Dursun GÜNDOĞDU yazdı
Taksim Gezi Parkı’ndaki ağaçları kestirmek istemeyen halk ile polisin karşı karşıya geldiği ilk olay Perşembe sabahıydı…
Ben ve Antalyalı bazı gazeteci dostlar, IC Holding’in yapımını üstlendiği 3’ncü köprünün temel atma töreni için İstanbul’a gitmiştik.
Ertesi gün, sabah saatlerinde polisin Gezi Parkı’na baskın düzenlediğini öğrendik.
Eyleme destek vermek ve orada olma adına bir gazeteci dostumla beraber soluğu Taksim’de aldık.
Biz gittiğimizde öğle vaktiydi… O sıcağa rağmen, iki bine yakın insan vardı. Aralarına karıştık, konuşmaları dinledik.
Yaşı hayli ilerlemiş bir aktivist elinde mikrofon şöyle diyordu; “Bu ağaçları kesme emrini verenler, kesenler bir gün fani olduklarında, toprağa verildiklerinde tepelerinde bir ağaç gölgesi olmasını istemezler mi?”
Onlar orada, kah oturarak, kah slogan atarak eyleme destek verirken, polis ikinci eyleme hazırlanıyormuş meğer…
Gezi Parkı’nın içinde bulunan çay bahçesinde aralarında CHP’li milletvekillerinin de bulunduğu bir grupla karşılaştık.
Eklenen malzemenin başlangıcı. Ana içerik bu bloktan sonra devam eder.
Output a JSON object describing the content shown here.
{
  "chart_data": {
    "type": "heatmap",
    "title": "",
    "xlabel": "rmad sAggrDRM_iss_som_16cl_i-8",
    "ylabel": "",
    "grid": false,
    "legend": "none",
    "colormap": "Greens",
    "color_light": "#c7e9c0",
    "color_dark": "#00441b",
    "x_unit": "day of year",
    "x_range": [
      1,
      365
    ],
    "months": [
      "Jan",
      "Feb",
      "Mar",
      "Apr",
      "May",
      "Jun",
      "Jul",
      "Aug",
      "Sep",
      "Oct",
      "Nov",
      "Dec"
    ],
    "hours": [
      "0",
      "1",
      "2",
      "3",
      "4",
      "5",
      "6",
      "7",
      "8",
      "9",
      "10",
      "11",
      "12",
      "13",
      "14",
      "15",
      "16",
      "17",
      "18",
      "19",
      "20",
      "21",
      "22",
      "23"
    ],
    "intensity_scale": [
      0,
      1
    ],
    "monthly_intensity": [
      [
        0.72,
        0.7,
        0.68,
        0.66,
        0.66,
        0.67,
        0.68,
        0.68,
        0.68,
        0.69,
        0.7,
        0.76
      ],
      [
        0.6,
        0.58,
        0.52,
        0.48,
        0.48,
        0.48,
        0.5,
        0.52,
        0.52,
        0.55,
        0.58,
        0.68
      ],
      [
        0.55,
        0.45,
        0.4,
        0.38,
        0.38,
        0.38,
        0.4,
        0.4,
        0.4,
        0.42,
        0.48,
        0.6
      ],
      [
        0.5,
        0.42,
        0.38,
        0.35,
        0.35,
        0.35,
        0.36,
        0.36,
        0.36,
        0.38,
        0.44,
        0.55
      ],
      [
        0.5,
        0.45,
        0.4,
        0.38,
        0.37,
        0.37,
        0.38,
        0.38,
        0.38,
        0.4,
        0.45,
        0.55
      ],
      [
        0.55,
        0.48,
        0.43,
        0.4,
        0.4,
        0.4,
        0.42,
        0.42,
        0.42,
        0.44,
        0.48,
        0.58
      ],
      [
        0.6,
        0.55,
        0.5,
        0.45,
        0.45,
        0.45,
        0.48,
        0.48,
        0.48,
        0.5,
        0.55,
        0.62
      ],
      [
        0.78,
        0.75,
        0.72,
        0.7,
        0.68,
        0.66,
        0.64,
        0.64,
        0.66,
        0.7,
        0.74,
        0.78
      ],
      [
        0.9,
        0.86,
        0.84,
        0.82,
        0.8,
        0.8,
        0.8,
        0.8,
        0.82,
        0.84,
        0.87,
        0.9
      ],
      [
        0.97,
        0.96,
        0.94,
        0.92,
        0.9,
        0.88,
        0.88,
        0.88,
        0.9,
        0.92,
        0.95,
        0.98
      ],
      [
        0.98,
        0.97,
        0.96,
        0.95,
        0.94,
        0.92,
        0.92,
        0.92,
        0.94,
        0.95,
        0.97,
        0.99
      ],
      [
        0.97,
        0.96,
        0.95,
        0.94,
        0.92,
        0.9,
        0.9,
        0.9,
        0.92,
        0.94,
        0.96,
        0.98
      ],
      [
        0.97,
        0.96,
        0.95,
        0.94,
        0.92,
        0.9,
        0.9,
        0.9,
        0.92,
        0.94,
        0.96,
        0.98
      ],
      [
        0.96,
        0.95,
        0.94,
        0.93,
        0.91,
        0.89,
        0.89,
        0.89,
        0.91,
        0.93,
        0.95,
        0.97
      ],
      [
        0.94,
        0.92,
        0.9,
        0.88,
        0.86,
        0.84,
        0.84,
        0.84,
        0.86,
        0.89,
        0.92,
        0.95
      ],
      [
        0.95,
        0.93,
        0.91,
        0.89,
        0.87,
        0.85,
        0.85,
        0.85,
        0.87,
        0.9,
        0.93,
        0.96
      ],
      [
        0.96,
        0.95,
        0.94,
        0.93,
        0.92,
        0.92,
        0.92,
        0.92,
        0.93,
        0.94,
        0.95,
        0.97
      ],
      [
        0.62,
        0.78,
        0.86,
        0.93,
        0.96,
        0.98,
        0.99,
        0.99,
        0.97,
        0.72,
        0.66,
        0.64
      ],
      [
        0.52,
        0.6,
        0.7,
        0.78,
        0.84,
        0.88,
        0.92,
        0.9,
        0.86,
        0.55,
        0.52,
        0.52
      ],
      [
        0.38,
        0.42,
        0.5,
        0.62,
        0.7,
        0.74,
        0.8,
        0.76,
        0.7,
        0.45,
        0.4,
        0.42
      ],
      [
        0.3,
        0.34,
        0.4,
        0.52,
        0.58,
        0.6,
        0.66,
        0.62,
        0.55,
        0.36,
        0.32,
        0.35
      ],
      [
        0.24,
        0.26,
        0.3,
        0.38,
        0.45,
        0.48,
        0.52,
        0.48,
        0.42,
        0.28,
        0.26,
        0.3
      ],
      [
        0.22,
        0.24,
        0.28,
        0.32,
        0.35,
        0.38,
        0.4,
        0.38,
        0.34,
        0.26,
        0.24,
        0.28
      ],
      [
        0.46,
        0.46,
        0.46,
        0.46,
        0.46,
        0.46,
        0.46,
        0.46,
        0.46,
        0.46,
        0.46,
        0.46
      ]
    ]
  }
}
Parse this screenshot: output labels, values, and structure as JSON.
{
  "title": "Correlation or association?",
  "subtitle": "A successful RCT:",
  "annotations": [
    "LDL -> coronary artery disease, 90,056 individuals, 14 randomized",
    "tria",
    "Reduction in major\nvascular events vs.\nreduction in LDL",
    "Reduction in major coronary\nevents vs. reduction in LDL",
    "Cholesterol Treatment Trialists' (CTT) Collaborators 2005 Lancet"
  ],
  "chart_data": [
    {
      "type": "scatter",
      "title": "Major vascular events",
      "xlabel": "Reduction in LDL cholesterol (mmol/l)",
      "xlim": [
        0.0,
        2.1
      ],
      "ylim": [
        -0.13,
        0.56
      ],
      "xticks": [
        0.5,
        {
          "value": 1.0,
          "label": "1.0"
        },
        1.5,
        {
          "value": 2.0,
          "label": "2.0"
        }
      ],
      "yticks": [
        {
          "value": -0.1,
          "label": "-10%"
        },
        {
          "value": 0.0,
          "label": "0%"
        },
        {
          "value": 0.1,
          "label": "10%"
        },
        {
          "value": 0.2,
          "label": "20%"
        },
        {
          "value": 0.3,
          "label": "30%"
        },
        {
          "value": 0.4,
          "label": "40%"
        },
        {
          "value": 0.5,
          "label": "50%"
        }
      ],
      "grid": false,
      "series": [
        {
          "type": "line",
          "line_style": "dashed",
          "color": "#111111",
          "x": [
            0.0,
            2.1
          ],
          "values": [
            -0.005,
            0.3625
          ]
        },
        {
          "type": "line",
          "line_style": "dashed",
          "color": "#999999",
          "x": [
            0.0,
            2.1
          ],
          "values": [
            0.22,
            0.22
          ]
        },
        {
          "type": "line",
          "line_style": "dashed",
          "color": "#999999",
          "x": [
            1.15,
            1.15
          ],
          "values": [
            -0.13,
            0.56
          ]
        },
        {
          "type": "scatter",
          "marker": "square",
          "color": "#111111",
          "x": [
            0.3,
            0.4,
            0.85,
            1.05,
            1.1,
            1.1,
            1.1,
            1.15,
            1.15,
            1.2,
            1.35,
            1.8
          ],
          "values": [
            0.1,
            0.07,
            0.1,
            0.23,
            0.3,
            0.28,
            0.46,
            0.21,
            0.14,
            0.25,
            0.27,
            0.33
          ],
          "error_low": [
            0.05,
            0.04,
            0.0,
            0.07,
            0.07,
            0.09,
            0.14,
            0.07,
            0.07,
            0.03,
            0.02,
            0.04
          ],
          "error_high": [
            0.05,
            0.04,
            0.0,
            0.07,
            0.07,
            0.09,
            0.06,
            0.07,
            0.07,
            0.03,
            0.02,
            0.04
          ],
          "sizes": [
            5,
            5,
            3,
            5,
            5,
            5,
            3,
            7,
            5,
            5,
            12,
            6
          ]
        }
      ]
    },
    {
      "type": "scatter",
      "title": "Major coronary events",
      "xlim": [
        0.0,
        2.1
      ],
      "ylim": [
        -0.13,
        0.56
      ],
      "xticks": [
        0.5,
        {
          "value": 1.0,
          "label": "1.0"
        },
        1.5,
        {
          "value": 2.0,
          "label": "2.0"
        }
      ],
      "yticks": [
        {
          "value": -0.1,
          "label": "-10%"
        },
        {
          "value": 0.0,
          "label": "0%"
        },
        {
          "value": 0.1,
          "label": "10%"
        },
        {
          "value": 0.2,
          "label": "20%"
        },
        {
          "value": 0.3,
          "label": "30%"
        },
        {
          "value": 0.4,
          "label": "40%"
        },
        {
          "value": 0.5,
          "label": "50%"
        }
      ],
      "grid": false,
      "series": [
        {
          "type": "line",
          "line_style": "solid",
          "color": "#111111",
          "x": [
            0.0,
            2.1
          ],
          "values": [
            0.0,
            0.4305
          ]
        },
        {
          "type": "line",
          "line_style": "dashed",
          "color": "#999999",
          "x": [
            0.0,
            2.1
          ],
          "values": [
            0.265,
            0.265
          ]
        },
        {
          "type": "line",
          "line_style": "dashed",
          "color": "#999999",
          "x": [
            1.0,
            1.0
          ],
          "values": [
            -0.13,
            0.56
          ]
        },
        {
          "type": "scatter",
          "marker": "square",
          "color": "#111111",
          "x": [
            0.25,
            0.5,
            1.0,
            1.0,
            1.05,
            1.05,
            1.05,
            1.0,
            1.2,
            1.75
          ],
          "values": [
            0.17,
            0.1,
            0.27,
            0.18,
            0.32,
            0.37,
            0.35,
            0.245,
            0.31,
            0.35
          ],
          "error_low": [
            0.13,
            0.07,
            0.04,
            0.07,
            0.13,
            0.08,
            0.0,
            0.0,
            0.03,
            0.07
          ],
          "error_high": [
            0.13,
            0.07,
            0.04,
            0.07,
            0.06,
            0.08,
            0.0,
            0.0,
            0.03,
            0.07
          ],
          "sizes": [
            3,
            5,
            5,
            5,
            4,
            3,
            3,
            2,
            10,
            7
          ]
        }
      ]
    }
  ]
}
CHP her gün iki milletvekili nöbetçi bırakma kararı almış. Sabah saatlerindeki polis baskınını ve olası ikinci baskını konuşuyorlardı.
Hepimizin ‘Öyle bir geçer zaman ki’ dizisinden tanıdığı ‘balıkçı’ rolüyle gönüllerde taht kuran Orhan Alkaya ile karşılaştık. Alkaya, “Buraya AVM yapacak olanlar, yarın İstanbul Büyükşehir Belediyesi’ni CHP kazanırsa ne yapacaklar?.. CHP bunu dillendirmeli” dedi.
Öyle ya, CHP’nin ‘Yaparsanız, yıkarım’ diyeceği bir AVM’yi hangi girişimci üstlenirdi. CHP böyle bir söylevde bulundu mu bilmiyorum ama fikir fena değil…
Sonra ayrıldık oradan… Uçağımıza yetişmek için havalimanına doğru yola koyulduk.
Sabah erken uyandım.
Ve, haber ajansının bültenine göz gezdirirken, bizim o gün bulunduğumuz alanın polis tarafından tarumar edildiğini okudum.
Gezi Parkı eylemcileri polisten yine sabaha karşı 05’de ikinci gazlı baskını yemişlerdi. Bu kez tazyikli su destekli baskının fotoğrafları düştü ekranıma…
Taksim savaş alanına dönmüştü…
Başbakanın, ‘Yıkarım’ diye diretmesinin sonucuydu bu…
Yaralananlar vardı.
Eylemcilerin çadırları darmadağın edilmişti.
Cemaatin yemek için uğraştığı, savcının makamında gözaltına aldığı eski cumhuriyet başsavcısı CHP’li vekil İlhan Cihaner baskında oradaymış. Gazetecilerle konuşurken ağlıyordu. Cemaatin ağlatamadığı başsavcıyı halkın uğradığı o baskın ve korumak istedikleri o ağaçlar ağlatmıştı.
Başbakanın umurunda değildi 3-5 bin kişinin eylem yapması…
“Benim arkamda yüzde 50 var” diye düşünüyordu muhtemelen.
Ama bu satırların yazarı, gazetecilik yaşamı boyunca ne iktidar sarhoşları gördü.
Geldikleri gibi tıpış tıpış gittiler.